Ingredients Nutrition

Directions

  1. CUPCAKES:
  2. Preheat oven to 375°F Place cupcakes liners in a cupcake or muffin pan.
  3. On a sheet of parchment paper, sift together flour, baking powder, and salt.
  4. In a small bowl or measuring glass, combine almond milk, vanilla and almond extract.
  5. In the bowl of a standing mixer, beat butter until creamy. Add 1 cup of the sugar and beat on high speed until fluffy.
  6. Add flour mixture in 3 parts, alternating with almond milk mixture and beating on low speed after each addition. Transfer mixture to a large bowl.
  7. Wash the bowl of the standing mixer, drying well to ensure no moisture or grease remain.
  8. Beat egg whites and cream of tartar in standing mixer until soft peaks form.
  9. Gradually add remaining 1/3 cup sugar, beating on high speed until peaks are stiff, but not dry.
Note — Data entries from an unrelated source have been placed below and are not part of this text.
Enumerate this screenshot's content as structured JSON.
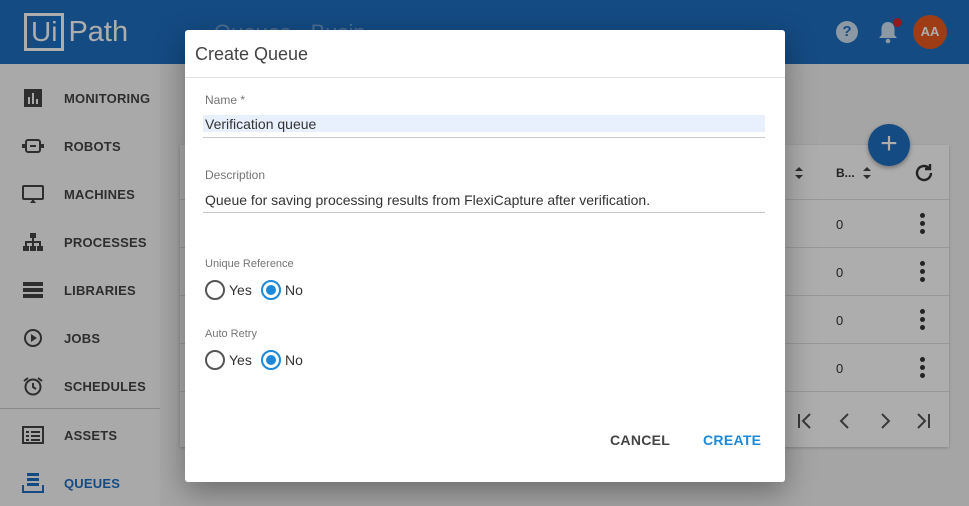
{
  "header": {
    "logo_ui": "Ui",
    "logo_path": "Path",
    "title": "Queues · Busin...",
    "avatar_initials": "AA",
    "help_glyph": "?",
    "brand_color": "#1e6fc2"
  },
  "sidebar": {
    "items": [
      {
        "label": "MONITORING",
        "icon": "monitoring-icon"
      },
      {
        "label": "ROBOTS",
        "icon": "robot-icon"
      },
      {
        "label": "MACHINES",
        "icon": "monitor-icon"
      },
      {
        "label": "PROCESSES",
        "icon": "sitemap-icon"
      },
      {
        "label": "LIBRARIES",
        "icon": "library-icon"
      },
      {
        "label": "JOBS",
        "icon": "play-icon"
      },
      {
        "label": "SCHEDULES",
        "icon": "alarm-clock-icon"
      },
      {
        "label": "ASSETS",
        "icon": "assets-icon"
      },
      {
        "label": "QUEUES",
        "icon": "queues-icon"
      }
    ],
    "active": "QUEUES"
  },
  "table": {
    "column_b": "B...",
    "rows": [
      "0",
      "0",
      "0",
      "0"
    ]
  },
  "fab_glyph": "+",
  "dialog": {
    "title": "Create Queue",
    "name_label": "Name *",
    "name_value": "Verification queue",
    "description_label": "Description",
    "description_value": "Queue for saving processing results from FlexiCapture after verification.",
    "unique_reference": {
      "label": "Unique Reference",
      "yes": "Yes",
      "no": "No",
      "selected": "No"
    },
    "auto_retry": {
      "label": "Auto Retry",
      "yes": "Yes",
      "no": "No",
      "selected": "No"
    },
    "cancel_label": "CANCEL",
    "create_label": "CREATE",
    "accent_color": "#1e88d9"
  }
}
  10. Use a rubber spatula to fold 1/4 of the egg whites into cake mixture in large bowl. Then fold in remaining egg white mixture until batter is well combined.
  11. Fill each cupcake liner haflway with batter and bake for 5 minutes. Remove from oven and lightly place prepared almond paste (teaspoonfuls rolled up in balls) atop each cupcake, centered.
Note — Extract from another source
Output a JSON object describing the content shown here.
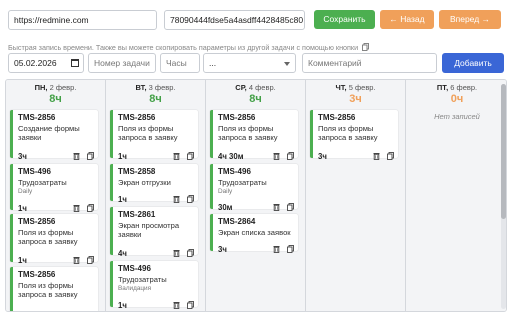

  12. Top with batter so the liner is 2/3 to 3/4 full. Bake until tester comes out clean, 15-18 minutes. Let cool in pan for 10 minutes and move to wire rack to cool completely.
  13. FROSTING:
  14. In a large stainless steel bowl, whisk together all ingredients except vanilla extract.
  15. Set bowl in a wide, deep skillet filled with about 1-inch of simmering water. Make sure water level is at least as high as the depth of the egg whites in the bowl.
  16. Beat egg whites on low speed with a handheld mixer until mixture reaches 140F on an instant-read thermometer. Do not stop beating while the bowl is in the skillet or the egg whites may overcook. Beat on high speed for 5 minutes. Remove bowl from skillet and add vanilla extract. Beat on high for 2-3 minutes longer to cool. Use within a few hours. Serve any leftover frosting as a dip for fresh fruit.
  17. SUGAR-COATED ALMONDS:
  18. In an ungreased baking pan, roast almonds in a 375F oven for 20 minutes, turning and stirring halfway through baking time.
  19. In a large pan bring sugar and water to a boil; add almonds and stir.
  20. Sugar will chrystallize; keep stirring and then it will caramelize; remove from heat and spread almonds on a baking sheet lined with parchment paper.
  21. When cool and dry, break up and sprinkle on top of cupcakes. Store any extra almonds in an airtight container.
  22. They are great for snacking, in popcorn, or as a topping for icecream.